According to the American Tinnitus Association, or ATA, over 45 million Americans have tinnitus. The condition can lead to a constant ringing in the ears. Over time, the problem can worsen. If you suspect you have tinnitus, here is what you need to know.
What Causes Tinnitus?
In some instances, the development of tinnitus is linked to other health conditions. For instance, temporomandibular joint problems, the presence of noncancerous tumors on the cranial nerve, and Meniere's disease can all lead to tinnitus.
However, in most cases, the hearing problem is not linked to other health conditions. For some people, it is the result of changes to the ear bone or earwax blockage. Some experience it due to exposure to loud noise.
As with many other conditions, it can also be related to growing older. Tinnitus is more common in older people and can grow worse as a person ages.
Is It Preventable?
Some factors that increase your chances of developing tinnitus cannot be influenced. For instance, men are more likely to have the hearing problem than women. However, there are some factors you can influence.
For instance, tinnitus is more likely to develop for people who listen to loud music for extended periods of time. By simply turning down the music, you could lower your risk.
If you work in an extremely loud workplace, protecting your ears can help. The use of earplugs can help.
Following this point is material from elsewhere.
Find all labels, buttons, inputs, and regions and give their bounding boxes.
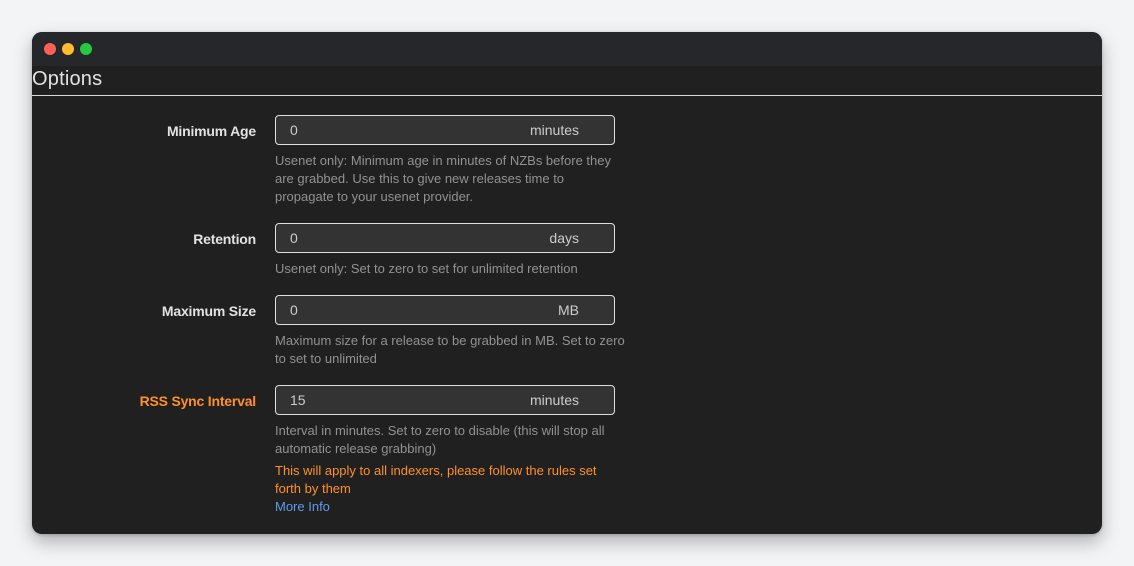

If possible, limit the amount of time that you are exposed to loud noises while working.
Is It Treatable?
How your doctor approaches the treatment for tinnitus depends on the reason for it. For instance, if you have earwax blockage, removing it will help to alleviate or reduce the ringing.
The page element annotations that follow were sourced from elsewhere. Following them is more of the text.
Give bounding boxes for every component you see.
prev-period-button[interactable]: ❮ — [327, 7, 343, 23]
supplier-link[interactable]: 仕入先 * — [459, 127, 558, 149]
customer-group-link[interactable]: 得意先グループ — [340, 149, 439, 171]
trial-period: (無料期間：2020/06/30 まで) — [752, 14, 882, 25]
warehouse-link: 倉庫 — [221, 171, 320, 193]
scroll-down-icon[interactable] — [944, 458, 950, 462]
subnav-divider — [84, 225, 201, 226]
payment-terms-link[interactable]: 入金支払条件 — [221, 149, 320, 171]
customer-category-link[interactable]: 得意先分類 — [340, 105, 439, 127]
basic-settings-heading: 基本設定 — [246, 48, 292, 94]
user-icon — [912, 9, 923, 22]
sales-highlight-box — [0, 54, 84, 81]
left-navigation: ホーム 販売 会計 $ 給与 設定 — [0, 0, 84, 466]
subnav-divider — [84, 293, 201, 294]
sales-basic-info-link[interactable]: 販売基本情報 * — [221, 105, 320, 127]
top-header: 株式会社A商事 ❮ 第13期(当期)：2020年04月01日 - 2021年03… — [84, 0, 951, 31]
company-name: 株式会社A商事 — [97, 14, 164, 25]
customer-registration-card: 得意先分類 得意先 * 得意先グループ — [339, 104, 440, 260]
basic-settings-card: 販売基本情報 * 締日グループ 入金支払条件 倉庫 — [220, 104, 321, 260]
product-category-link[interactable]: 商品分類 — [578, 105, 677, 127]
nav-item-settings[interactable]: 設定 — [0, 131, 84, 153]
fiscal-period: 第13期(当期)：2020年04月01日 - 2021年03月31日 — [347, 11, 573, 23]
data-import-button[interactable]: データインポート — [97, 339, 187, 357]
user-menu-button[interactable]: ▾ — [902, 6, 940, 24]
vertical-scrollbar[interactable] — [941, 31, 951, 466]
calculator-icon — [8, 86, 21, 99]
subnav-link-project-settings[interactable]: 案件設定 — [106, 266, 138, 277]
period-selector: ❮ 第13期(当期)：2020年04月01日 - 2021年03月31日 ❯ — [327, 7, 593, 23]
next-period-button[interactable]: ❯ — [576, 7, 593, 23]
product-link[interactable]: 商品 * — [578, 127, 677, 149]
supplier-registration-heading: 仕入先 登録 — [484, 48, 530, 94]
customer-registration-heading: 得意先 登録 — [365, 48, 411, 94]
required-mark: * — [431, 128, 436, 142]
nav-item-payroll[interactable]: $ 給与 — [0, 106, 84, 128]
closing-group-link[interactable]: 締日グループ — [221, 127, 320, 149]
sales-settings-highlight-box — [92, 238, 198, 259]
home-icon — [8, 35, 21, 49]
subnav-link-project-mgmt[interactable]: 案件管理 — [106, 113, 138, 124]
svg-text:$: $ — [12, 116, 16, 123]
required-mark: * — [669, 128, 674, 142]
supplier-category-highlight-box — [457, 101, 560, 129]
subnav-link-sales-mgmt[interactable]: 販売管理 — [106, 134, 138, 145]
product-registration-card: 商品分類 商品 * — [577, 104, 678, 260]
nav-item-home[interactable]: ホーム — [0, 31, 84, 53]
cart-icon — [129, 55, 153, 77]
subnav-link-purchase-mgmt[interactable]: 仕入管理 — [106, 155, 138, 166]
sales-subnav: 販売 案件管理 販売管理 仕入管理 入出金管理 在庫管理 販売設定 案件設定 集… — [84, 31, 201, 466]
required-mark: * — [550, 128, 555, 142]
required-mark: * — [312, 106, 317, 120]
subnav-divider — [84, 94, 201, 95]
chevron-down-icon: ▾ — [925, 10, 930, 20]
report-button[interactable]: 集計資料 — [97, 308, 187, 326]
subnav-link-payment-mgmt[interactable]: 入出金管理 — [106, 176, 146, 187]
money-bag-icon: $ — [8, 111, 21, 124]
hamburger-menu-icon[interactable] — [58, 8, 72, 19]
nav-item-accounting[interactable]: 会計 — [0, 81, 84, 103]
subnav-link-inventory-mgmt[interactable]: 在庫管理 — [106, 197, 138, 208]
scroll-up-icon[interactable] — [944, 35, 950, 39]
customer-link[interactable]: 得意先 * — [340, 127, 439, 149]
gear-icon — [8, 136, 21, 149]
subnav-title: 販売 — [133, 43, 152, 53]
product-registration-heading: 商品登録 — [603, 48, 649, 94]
If there is not an underlying medical condition that is causing the condition, your doctor could focus on suppressing the symptoms. For instance, hearing aids can be fitted to help reduce the ringing and improve your overall hearing.
There is also the possibility that retraining your ears to help mask the frequencies of the ringing can help. You will need to wear a device to help with the retraining. It could take weeks or months for the treatment to work.
Talk to your ear doctor about your symptoms as soon as possible. Since the condition can progress, you want to receive treatment in the earliest stages to increase the likelihood that your doctor can slow its progress.